Carnegie spent his later years implementing this ideal and in the process gave new shape to American philanthropy. His grants to Marie Curie and Robert Koch inaugurated American support of foreign scientific research. Transcending all national boundaries and reflecting the aspirations of the Progressive Era, he supported the peace and arbitration movements, as evidenced in his 1907 gift of the Hague Peace Palace and (following Edwin Ginn's establishment in 1910 of the World Peace Foundation) in the $10 million Carnegie Endowment for International Peace for "the speedy abolition of international war between the so-called civilized nations."

In contrast with the evangelical effort in the non-European world and the projects of individual donors in Europe and Canada, the relief of disaster long depended on the efforts of individuals on the spot and ad hoc appeals to the public at large. Such traditional methods provided relief for victims of revolution in Crete (1866) and for France during the Franco-Prussian War. On various occasions in the 1870s and 1880s missionary groups worked to mitigate hunger in Persia, China, and Turkey. But by this time new agencies were assuming an important role. A vigorous campaign by the New York Herald spurred relief of the Irish famine of 1880. Some $1 million in goods and services contributed to help victims of the Russian famine of 1892 owed much to the support of Western flour interests, concerned both for humanity and for the agricultural price level, and to the energy of Louis Klopsch, editor of the Christian Herald, whose subsequent campaigns—for example, in the Indian famines of 1897 and 1900—raised in the course of fifteen years more than $3 million in gifts averaging less than $3. Under the leadership of Clara Barton and with presidential support, the American National Red Cross (1881) provided both funds and an increasing continuity of administration for the relief of disaster abroad as well as at home.

Generally speaking, American relief efforts in the years before 1914 were unaffected by political developments.
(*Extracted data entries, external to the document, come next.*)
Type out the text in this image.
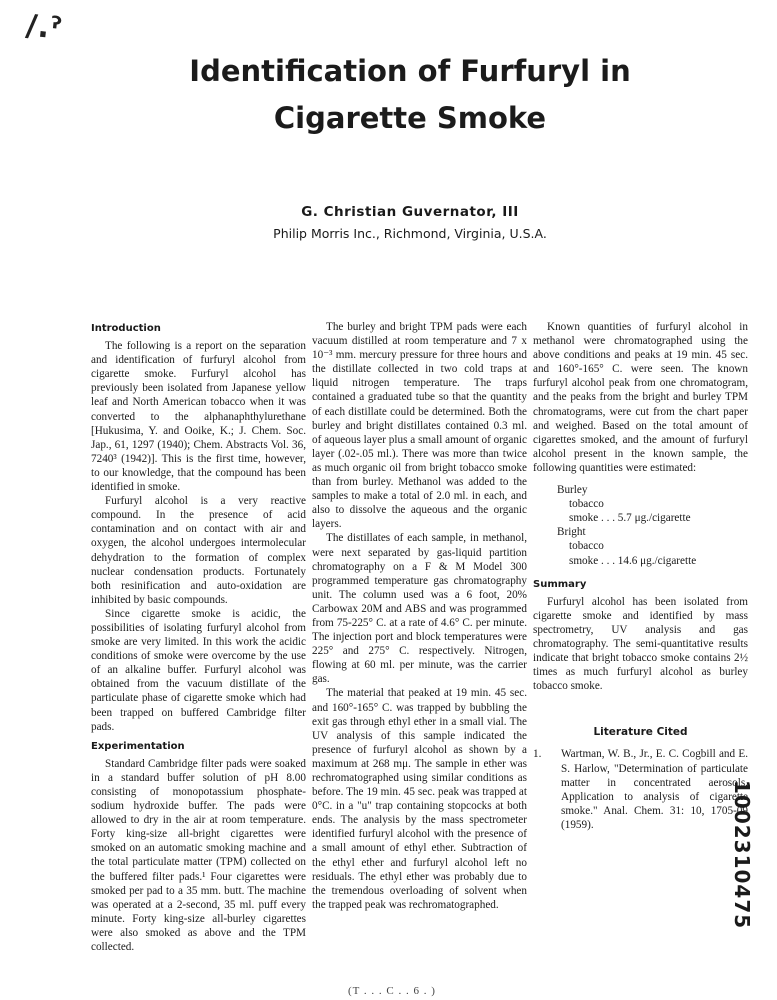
/.ˀ
Identification of Furfuryl in
Cigarette Smoke
G. Christian Guvernator, III
Philip Morris Inc., Richmond, Virginia, U.S.A.
Introduction

The following is a report on the separation and identification of furfuryl alcohol from cigarette smoke. Furfuryl alcohol has previously been isolated from Japanese yellow leaf and North American tobacco when it was converted to the alphanaphthylurethane [Hukusima, Y. and Ooike, K.; J. Chem. Soc. Jap., 61, 1297 (1940); Chem. Abstracts Vol. 36, 7240³ (1942)]. This is the first time, however, to our knowledge, that the compound has been identified in smoke.

Furfuryl alcohol is a very reactive compound. In the presence of acid contamination and on contact with air and oxygen, the alcohol undergoes intermolecular dehydration to the formation of complex nuclear condensation products. Fortunately both resinification and auto-oxidation are inhibited by basic compounds.

Since cigarette smoke is acidic, the possibilities of isolating furfuryl alcohol from smoke are very limited. In this work the acidic conditions of smoke were overcome by the use of an alkaline buffer. Furfuryl alcohol was obtained from the vacuum distillate of the particulate phase of cigarette smoke which had been trapped on buffered Cambridge filter pads.

Experimentation

Standard Cambridge filter pads were soaked in a standard buffer solution of pH 8.00 consisting of monopotassium phosphate-sodium hydroxide buffer. The pads were allowed to dry in the air at room temperature. Forty king-size all-bright cigarettes were smoked on an automatic smoking machine and the total particulate matter (TPM) collected on the buffered filter pads.¹ Four cigarettes were smoked per pad to a 35 mm. butt. The machine was operated at a 2-second, 35 ml. puff every minute. Forty king-size all-burley cigarettes were also smoked as above and the TPM collected.

The burley and bright TPM pads were each vacuum distilled at room temperature and 7 x 10⁻³ mm. mercury pressure for three hours and the distillate collected in two cold traps at liquid nitrogen temperature. The traps contained a graduated tube so that the quantity of each distillate could be determined. Both the burley and bright distillates contained 0.3 ml. of aqueous layer plus a small amount of organic layer (.02-.05 ml.). There was more than twice as much organic oil from bright tobacco smoke than from burley. Methanol was added to the samples to make a total of 2.0 ml. in each, and also to dissolve the aqueous and the organic layers.

The distillates of each sample, in methanol, were next separated by gas-liquid partition chromatography on a F & M Model 300 programmed temperature gas chromatography unit. The column used was a 6 foot, 20% Carbowax 20M and ABS and was programmed from 75-225° C. at a rate of 4.6° C. per minute. The injection port and block temperatures were 225° and 275° C. respectively. Nitrogen, flowing at 60 ml. per minute, was the carrier gas.

The material that peaked at 19 min. 45 sec. and 160°-165° C. was trapped by bubbling the exit gas through ethyl ether in a small vial. The UV analysis of this sample indicated the presence of furfuryl alcohol as shown by a maximum at 268 mμ. The sample in ether was rechromatographed using similar conditions as before. The 19 min. 45 sec. peak was trapped at 0°C. in a "u" trap containing stopcocks at both ends. The analysis by the mass spectrometer identified furfuryl alcohol with the presence of a small amount of ethyl ether. Subtraction of the ethyl ether and furfuryl alcohol left no residuals. The ethyl ether was probably due to the tremendous overloading of solvent when the trapped peak was rechromatographed.

Known quantities of furfuryl alcohol in methanol were chromatographed using the above conditions and peaks at 19 min. 45 sec. and 160°-165° C. were seen. The known furfuryl alcohol peak from one chromatogram, and the peaks from the bright and burley TPM chromatograms, were cut from the chart paper and weighed. Based on the total amount of cigarettes smoked, and the amount of furfuryl alcohol present in the known sample, the following quantities were estimated:

Burley
tobacco
smoke . . . 5.7 μg./cigarette
Bright
tobacco
smoke . . . 14.6 μg./cigarette
Summary

Furfuryl alcohol has been isolated from cigarette smoke and identified by mass spectrometry, UV analysis and gas chromatography. The semi-quantitative results indicate that bright tobacco smoke contains 2½ times as much furfuryl alcohol as burley tobacco smoke.

Literature Cited
1. Wartman, W. B., Jr., E. C. Cogbill and E. S. Harlow, "Determination of particulate matter in concentrated aerosols. Application to analysis of cigarette smoke." Anal. Chem. 31: 10, 1705-09 (1959).	1002310475
(T . . . C . . 6 . )
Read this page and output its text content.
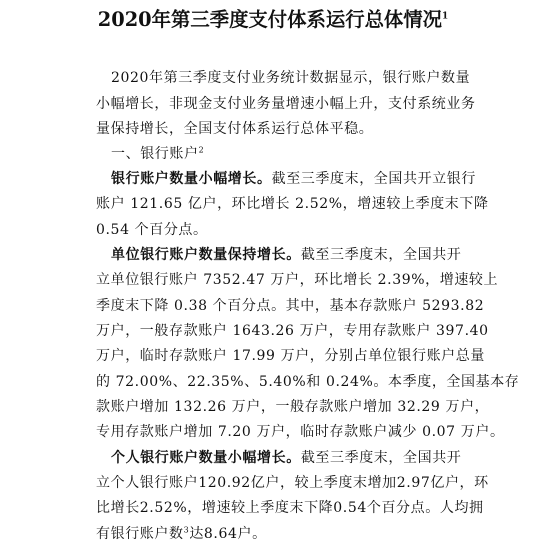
2020年第三季度支付体系运行总体情况$^1$
2020年第三季度支付业务统计数据显示，银行账户数量
小幅增长，非现金支付业务量增速小幅上升，支付系统业务
量保持增长，全国支付体系运行总体平稳。
一、银行账户$^2$
银行账户数量小幅增长。截至三季度末，全国共开立银行
账户 121.65 亿户，环比增长 2.52%，增速较上季度末下降
0.54 个百分点。
单位银行账户数量保持增长。截至三季度末，全国共开
立单位银行账户 7352.47 万户，环比增长 2.39%，增速较上
季度末下降 0.38 个百分点。其中，基本存款账户 5293.82
万户，一般存款账户 1643.26 万户，专用存款账户 397.40
万户，临时存款账户 17.99 万户，分别占单位银行账户总量
的 72.00%、22.35%、5.40%和 0.24%。本季度，全国基本存
款账户增加 132.26 万户，一般存款账户增加 32.29 万户，
专用存款账户增加 7.20 万户，临时存款账户减少 0.07 万户。
个人银行账户数量小幅增长。截至三季度末，全国共开
立个人银行账户120.92亿户，较上季度末增加2.97亿户，环
比增长2.52%，增速较上季度末下降0.54个百分点。人均拥
有银行账户数$^3$达8.64户。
Famines in Japan and China drew generous response, but sympathy for Russia was seriously diminished by end-of-the-century violence against Russian Jews. In 1895–1896 concern for Armenian victims of Turkish atrocities led to congressional agitation for American intervention; and in 1897–1898 the collection of funds for Cuban relief was encouraged by President William McKinley, among others, in the hope of dampening pressures to intervene.